WG: Remember the faux movement to urge John Cusack to run for President a few years back? You'd see stickers or grafitti around with that iconic scene from Say Anything, boombox righteously aloft? I've got that image tattooed on my ankle with Bates' 100-mile stare in place of the pale Cusack mug. Bates is an awesome ensemble guy. By far my favorite character and personal hero. Dignity. Grace. Strength. I hope he has the opportunity to have a creative and unusual sex life with Anna, and soon.
OMD: I doubt they'll have to go Turkish. I don't remember that Cusack movement, though I should have been banging that drum.
WG: I envisioned some clever role-playing, and perhaps some light bondage. Speaking of soft lighting, the episode stood out for the cinematic touches. Progressively, they've been using more and more of the gorgeous countryside. The churches last week, the fair and fire-breathers, the library as previously mentioned. I've never been to England, but it can't possibly be as verdant in real life as it appears to be on Downton.
OMD: I'm sure elaborate costumes will be used, but not in the lame furry/plushy way. Bates has too much self-respect to have to get off while dressed as a mascot. As for England, I don't know. It seemed pretty goddamn verdant both times I've been. The visual palette has definitely been getting broader. Speaking of the Downton Fair, I was hoping to get a good look at some pre-Great War carnies without having had the benefit of modern dentistry. No such luck. If Fellowes has failed me, it's here.
WG: Ah, yes. You've found a hole in the sweater. From what we innately know about the British and dentistry, the accuracy of this "period piece" may be less than honest. Pre-Great War carnies and modern dentistry conjures up images of a Tom Waits video. Why doesn't Hughes jump at the nuptials? Her old beau seemed like a decent sort. I imagine serving the lap of luxury would seem deliciously close to living in the lap of luxury? How long has it been since you've set in anyone's lap? It's quite disconcerting.
OMD: It's been at least a week since I last sat in someone's lap. I found it far from disconcerting though...

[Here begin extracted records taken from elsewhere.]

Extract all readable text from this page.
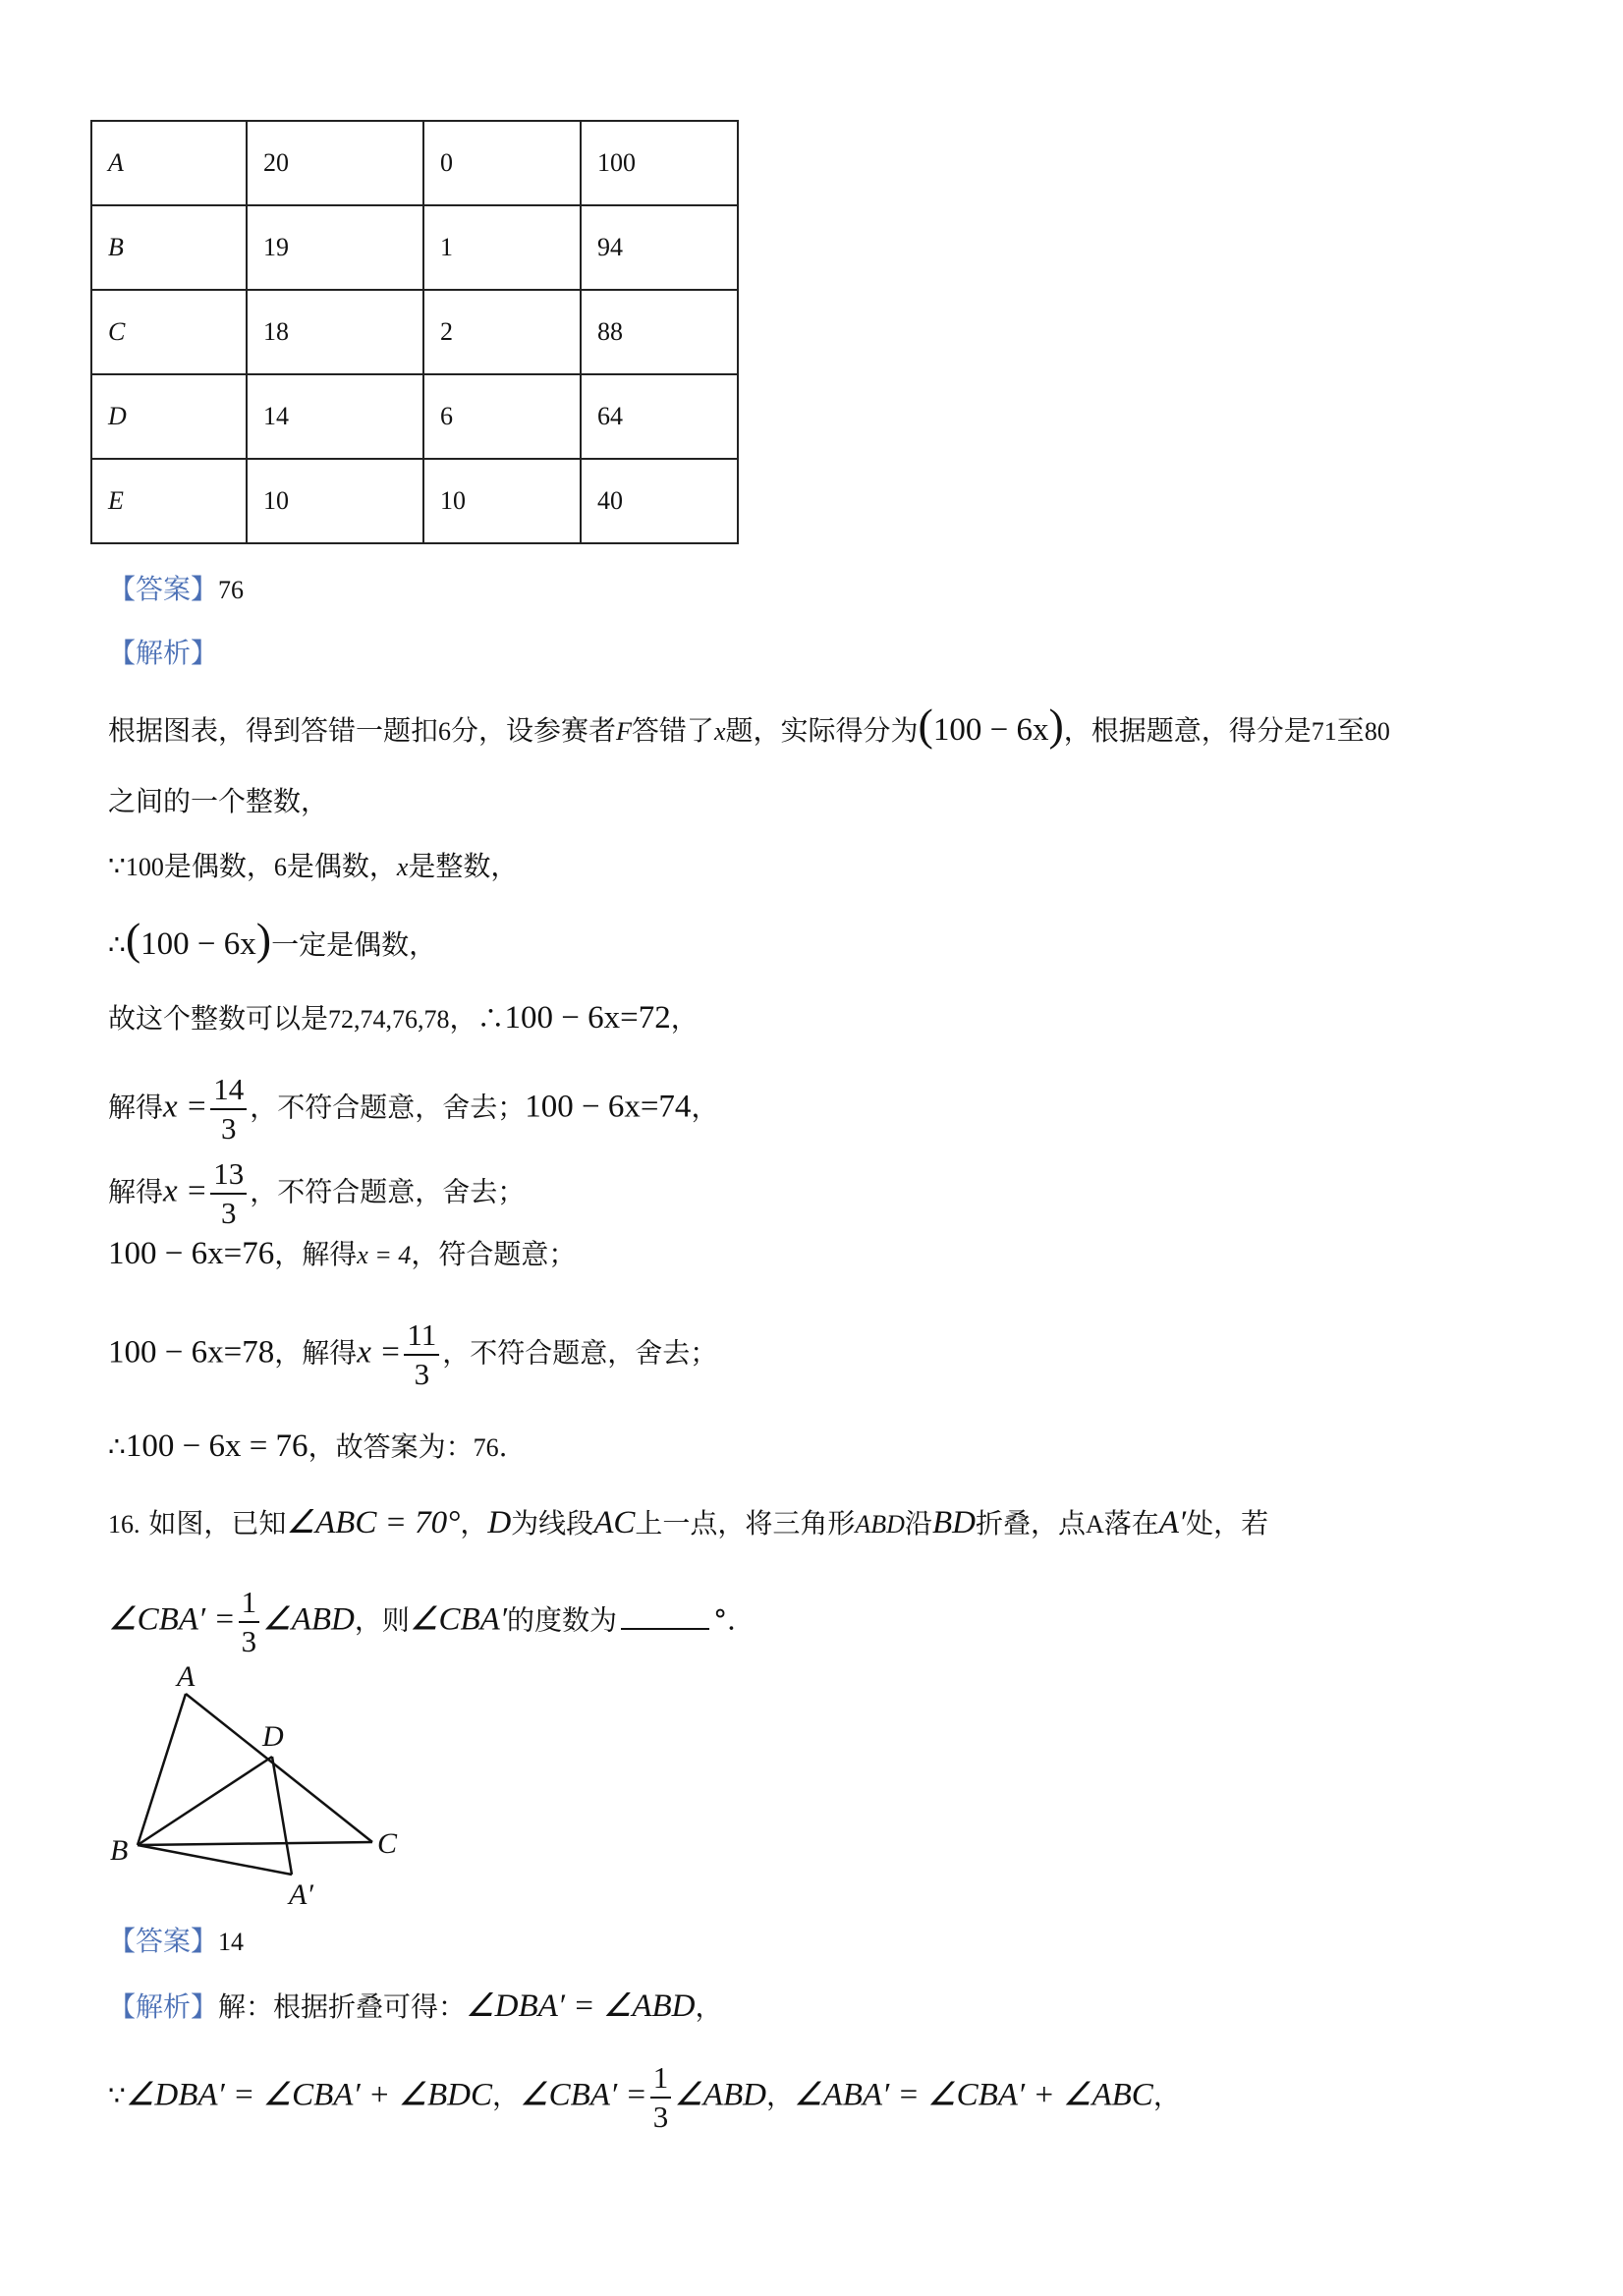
A	20	0	100
B	19	1	94
C	18	2	88
D	14	6	64
E	10	10	40
【答案】76
【解析】
根据图表，得到答错一题扣6分，设参赛者F答错了x题，实际得分为(100 − 6x)，根据题意，得分是71至80
之间的一个整数，
∵100是偶数，6是偶数，x是整数，
∴(100 − 6x)一定是偶数，
故这个整数可以是72,74,76,78，∴100 − 6x=72，
解得$x = \frac{14}{3}$ ，不符合题意，舍去；100 − 6x=74，
解得$x = \frac{13}{3}$ ，不符合题意，舍去；
100 − 6x=76，解得x = 4，符合题意；
100 − 6x=78，解得$x = \frac{11}{3}$ ，不符合题意，舍去；
∴100 − 6x = 76，故答案为：76.
16. 如图，已知∠ABC = 70°，D为线段AC上一点，将三角形ABD沿BD折叠，点A落在A′处，若
∠CBA′ = $\frac{1}{3}$ ∠ABD，则∠CBA′的度数为	°．
A
D
B	C
A′
【答案】14
【解析】解：根据折叠可得：∠DBA′ = ∠ABD，
∵∠DBA′ = ∠CBA′ + ∠BDC，∠CBA′ = $\frac{1}{3}$ ∠ABD，∠ABA′ = ∠CBA′ + ∠ABC，
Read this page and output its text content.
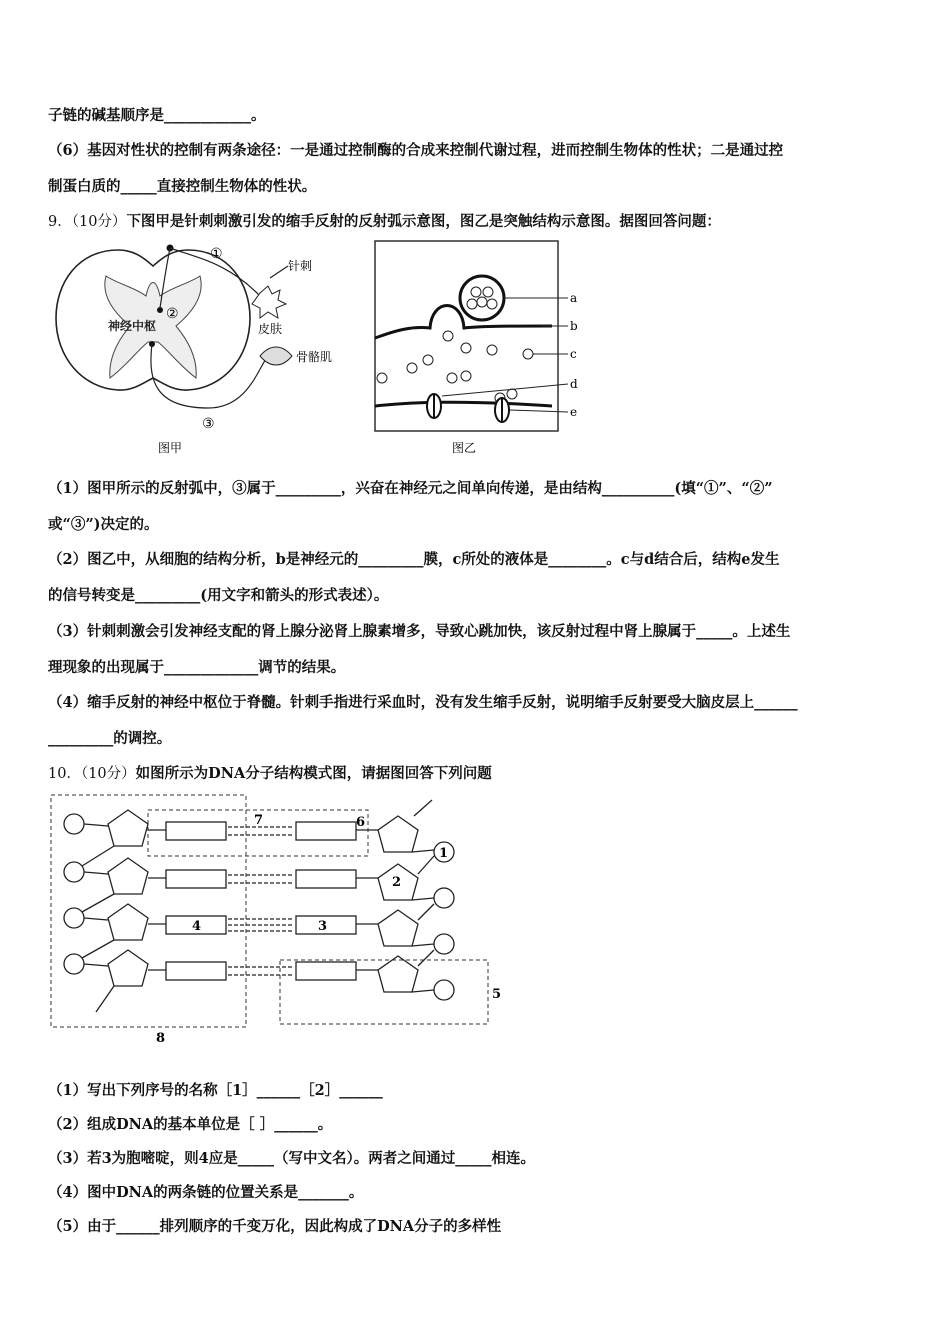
子链的碱基顺序是____________。
（6）基因对性状的控制有两条途径：一是通过控制酶的合成来控制代谢过程，进而控制生物体的性状；二是通过控
制蛋白质的_____直接控制生物体的性状。
9．（10分）下图甲是针刺刺激引发的缩手反射的反射弧示意图，图乙是突触结构示意图。据图回答问题：
神经中枢
①
②
③
针刺
皮肤
骨骼肌
图甲
a
b
c
d
e
图乙
（1）图甲所示的反射弧中，③属于_________，兴奋在神经元之间单向传递，是由结构__________(填“①”、“②”
或“③”)决定的。
（2）图乙中，从细胞的结构分析，b是神经元的_________膜，c所处的液体是________。c与d结合后，结构e发生
的信号转变是_________(用文字和箭头的形式表述）。
（3）针刺刺激会引发神经支配的肾上腺分泌肾上腺素增多，导致心跳加快，该反射过程中肾上腺属于_____。上述生
理现象的出现属于_____________调节的结果。
（4）缩手反射的神经中枢位于脊髓。针刺手指进行采血时，没有发生缩手反射，说明缩手反射要受大脑皮层上______
_________的调控。
10．（10分）如图所示为DNA分子结构模式图，请据图回答下列问题
1
2
3
4
5
6
7
8
（1）写出下列序号的名称［1］______［2］______
（2）组成DNA的基本单位是［ ］______。
（3）若3为胞嘧啶，则4应是_____（写中文名）。两者之间通过_____相连。
（4）图中DNA的两条链的位置关系是_______。
（5）由于______排列顺序的千变万化，因此构成了DNA分子的多样性
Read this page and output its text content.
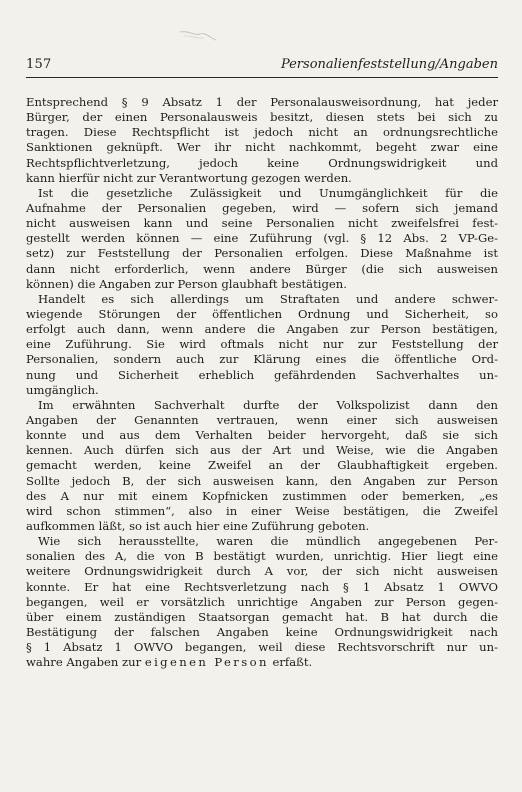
157	Personalienfeststellung/Angaben

Entsprechend § 9 Absatz 1 der Personalausweisordnung, hat jeder
Bürger, der einen Personalausweis besitzt, diesen stets bei sich zu
tragen. Diese Rechtspflicht ist jedoch nicht an ordnungsrechtliche
Sanktionen geknüpft. Wer ihr nicht nachkommt, begeht zwar eine
Rechtspflichtverletzung, jedoch keine Ordnungswidrigkeit und
kann hierfür nicht zur Verantwortung gezogen werden.

Ist die gesetzliche Zulässigkeit und Unumgänglichkeit für die
Aufnahme der Personalien gegeben, wird — sofern sich jemand
nicht ausweisen kann und seine Personalien nicht zweifelsfrei fest-
gestellt werden können — eine Zuführung (vgl. § 12 Abs. 2 VP-Ge-
setz) zur Feststellung der Personalien erfolgen. Diese Maßnahme ist
dann nicht erforderlich, wenn andere Bürger (die sich ausweisen
können) die Angaben zur Person glaubhaft bestätigen.

Handelt es sich allerdings um Straftaten und andere schwer-
wiegende Störungen der öffentlichen Ordnung und Sicherheit, so
erfolgt auch dann, wenn andere die Angaben zur Person bestätigen,
eine Zuführung. Sie wird oftmals nicht nur zur Feststellung der
Personalien, sondern auch zur Klärung eines die öffentliche Ord-
nung und Sicherheit erheblich gefährdenden Sachverhaltes un-
umgänglich.

Im erwähnten Sachverhalt durfte der Volkspolizist dann den
Angaben der Genannten vertrauen, wenn einer sich ausweisen
konnte und aus dem Verhalten beider hervorgeht, daß sie sich
kennen. Auch dürfen sich aus der Art und Weise, wie die Angaben
gemacht werden, keine Zweifel an der Glaubhaftigkeit ergeben.
Sollte jedoch B, der sich ausweisen kann, den Angaben zur Person
des A nur mit einem Kopfnicken zustimmen oder bemerken, „es
wird schon stimmen“, also in einer Weise bestätigen, die Zweifel
aufkommen läßt, so ist auch hier eine Zuführung geboten.

Wie sich herausstellte, waren die mündlich angegebenen Per-
sonalien des A, die von B bestätigt wurden, unrichtig. Hier liegt eine
weitere Ordnungswidrigkeit durch A vor, der sich nicht ausweisen
konnte. Er hat eine Rechtsverletzung nach § 1 Absatz 1 OWVO
begangen, weil er vorsätzlich unrichtige Angaben zur Person gegen-
über einem zuständigen Staatsorgan gemacht hat. B hat durch die
Bestätigung der falschen Angaben keine Ordnungswidrigkeit nach
§ 1 Absatz 1 OWVO begangen, weil diese Rechtsvorschrift nur un-
wahre Angaben zur eigenen Person erfaßt.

As for Hughes, I think she feels very at home at Downton. When she was hemming and hawing in her office, did it seem to you that she was channeling Joan Fontaine in Rebecca, wringing hands and fretting feverishly? Fontaine's performance almost ruined that goddamn movie for me.
WG: Back to your earlier point regarding the patrician vibe of Lord Grantham, and the more rebellious (or selfish) interests of Mary. The broad themes aren't all that different than Mad Men (perhaps even MORE overrated than Clint Eastwood), which can be summed thusly: the times, they be a changing. The youth, they be crazy. The young aren't so willing to continue walking the traditional path, they react to a little injustice (Matthew fixing up the workers shacks on the grounds) or inequality, and they sure as shit are going to dress how they want.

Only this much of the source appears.